You, on the other hand “want something serious.. prefer quality time spent such as romance, dates, small gifts.. things that make me feel special. I don’t feel all that special if we just lazing around or doing chores together”
And you “don’t want to be insecure and stressing about the person I’m in love with… I have to keep the conversation simple or he’ll feel overwhelmed”. You spend “an entire weekend of just being around him and feeling unimportant”. You called your need to feel romanced and special a starvation (“starvation to feel romanced and special”).
You wrote that he is “not very tidy, he sleeps late, he procrastinates. His lifestyle is very unreliable and irresponsible at times… lazy and sleep late… I’ve started thanking him a lot more often and showing him recognition for his small efforts hoping that will make it easier and motivate him to be consistent”.
My input at this point: your own words indicate clearly that what your boyfriend is going through is not an identity crisis, a crisis that is temporary (title of your thread). Instead, there is an incompatibility of goals, values and lifestyle between the two of you. You indicated yourself that his lifestyle (being messy, sleeping late, etc.) is something he is used to since childhood so this is definitely not a part of a crisis. It is a good thing that you thanked him more often, trying to motivate him, it is definitely better that you do that than not, but realistically, habits from childhood are very, very difficult to change. He is not a child, that is, his brain is not available for you to form. It is already formed this way.
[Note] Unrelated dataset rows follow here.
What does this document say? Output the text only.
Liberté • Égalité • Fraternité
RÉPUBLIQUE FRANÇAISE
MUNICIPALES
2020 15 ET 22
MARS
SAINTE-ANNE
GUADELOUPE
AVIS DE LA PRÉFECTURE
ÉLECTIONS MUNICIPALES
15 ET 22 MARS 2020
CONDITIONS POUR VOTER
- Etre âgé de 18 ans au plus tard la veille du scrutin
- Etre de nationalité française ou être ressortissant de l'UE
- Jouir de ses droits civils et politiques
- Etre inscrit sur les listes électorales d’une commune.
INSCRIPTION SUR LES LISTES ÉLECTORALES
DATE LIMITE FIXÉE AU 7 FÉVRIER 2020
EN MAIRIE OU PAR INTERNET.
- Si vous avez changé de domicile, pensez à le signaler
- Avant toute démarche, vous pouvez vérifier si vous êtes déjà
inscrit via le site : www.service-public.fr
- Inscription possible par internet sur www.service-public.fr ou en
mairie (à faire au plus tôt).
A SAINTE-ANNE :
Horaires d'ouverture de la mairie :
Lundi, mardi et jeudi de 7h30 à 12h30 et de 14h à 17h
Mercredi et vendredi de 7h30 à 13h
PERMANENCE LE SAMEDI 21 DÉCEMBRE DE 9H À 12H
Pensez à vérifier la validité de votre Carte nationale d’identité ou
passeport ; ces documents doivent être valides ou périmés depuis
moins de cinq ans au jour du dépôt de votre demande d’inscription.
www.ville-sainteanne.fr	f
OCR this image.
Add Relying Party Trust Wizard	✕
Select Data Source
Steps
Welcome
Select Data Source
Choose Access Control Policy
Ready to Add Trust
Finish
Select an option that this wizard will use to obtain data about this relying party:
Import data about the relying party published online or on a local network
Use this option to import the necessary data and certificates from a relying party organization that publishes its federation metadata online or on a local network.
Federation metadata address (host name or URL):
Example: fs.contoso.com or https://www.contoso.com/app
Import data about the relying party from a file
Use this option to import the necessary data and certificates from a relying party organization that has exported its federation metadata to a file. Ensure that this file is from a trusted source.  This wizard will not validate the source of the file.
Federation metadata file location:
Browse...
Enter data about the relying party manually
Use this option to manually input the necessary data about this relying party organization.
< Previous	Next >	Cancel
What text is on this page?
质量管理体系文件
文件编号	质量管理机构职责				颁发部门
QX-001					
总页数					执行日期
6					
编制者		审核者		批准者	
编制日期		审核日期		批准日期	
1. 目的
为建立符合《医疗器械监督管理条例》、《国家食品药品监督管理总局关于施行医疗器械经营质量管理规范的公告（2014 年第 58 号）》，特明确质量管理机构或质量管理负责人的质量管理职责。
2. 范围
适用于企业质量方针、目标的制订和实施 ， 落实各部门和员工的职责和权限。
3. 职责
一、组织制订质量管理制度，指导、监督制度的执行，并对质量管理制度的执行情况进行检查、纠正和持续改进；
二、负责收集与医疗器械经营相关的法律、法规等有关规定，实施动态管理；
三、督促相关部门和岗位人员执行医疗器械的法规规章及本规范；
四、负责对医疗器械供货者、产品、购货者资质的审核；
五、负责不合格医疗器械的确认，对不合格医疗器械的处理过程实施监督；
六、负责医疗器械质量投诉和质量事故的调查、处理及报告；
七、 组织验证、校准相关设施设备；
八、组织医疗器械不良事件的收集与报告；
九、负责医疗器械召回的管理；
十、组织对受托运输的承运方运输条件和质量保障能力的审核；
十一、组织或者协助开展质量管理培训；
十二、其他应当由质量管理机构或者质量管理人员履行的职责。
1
You know what you need in a relationship and it is not compatible with what he has to offer you. He told you before that the relationship with you “put him in a comfortable state of mind, but also made him lazy and unambitious and for that he fears getting back in that comfort”- the problem I see with this is that he has so much to go through to get to where he wants to get in his career, and he might never get there, and so when will he allow himself to be “lazy and unambitious” enough so to be with you the way he was/ the way you want him to be?
Basically you have been waiting for… a time that is not going to happen in the next few years at best and never, at worst.
I read your most recent post. In summary, my input today is that you have been doing your very best to revive and resume a relationship you had with him for a relatively short time. You adjusted your behavior effectively, and some of your adjustment is a healthy adjustment, excellent job! And yet, there is really nothing you can do to change his habits which you disapprove of, and there is nothing you can do with his belief that a relationship with you the way you need it to be, is not in line with what he values and wants.
For you to be living with him, you really have to be in the background of his life, to be satisfied with just being around him when he is home, to do chores together, to have things the way they have been, no change. You have been waiting while there is nothing to wait for. I say there is nothing to wait for because he is not remotely close to being wealthy enough to allow himself to be “lazy and unambitious” in regard to his career.
You’ve been waiting for him to be wealthy enough to allow himself to have the relationship you need and want, and that may never happen. His own lifestyle that you disapprove of is not congruent with the success he hopes to have (winning fights, making good money).
I know you are extremely attached to him and I doubt you are willing or ready to end this relationship, but keep your thinking congruent with reality, see things as they are, this is what is best for you. What do you think/feel?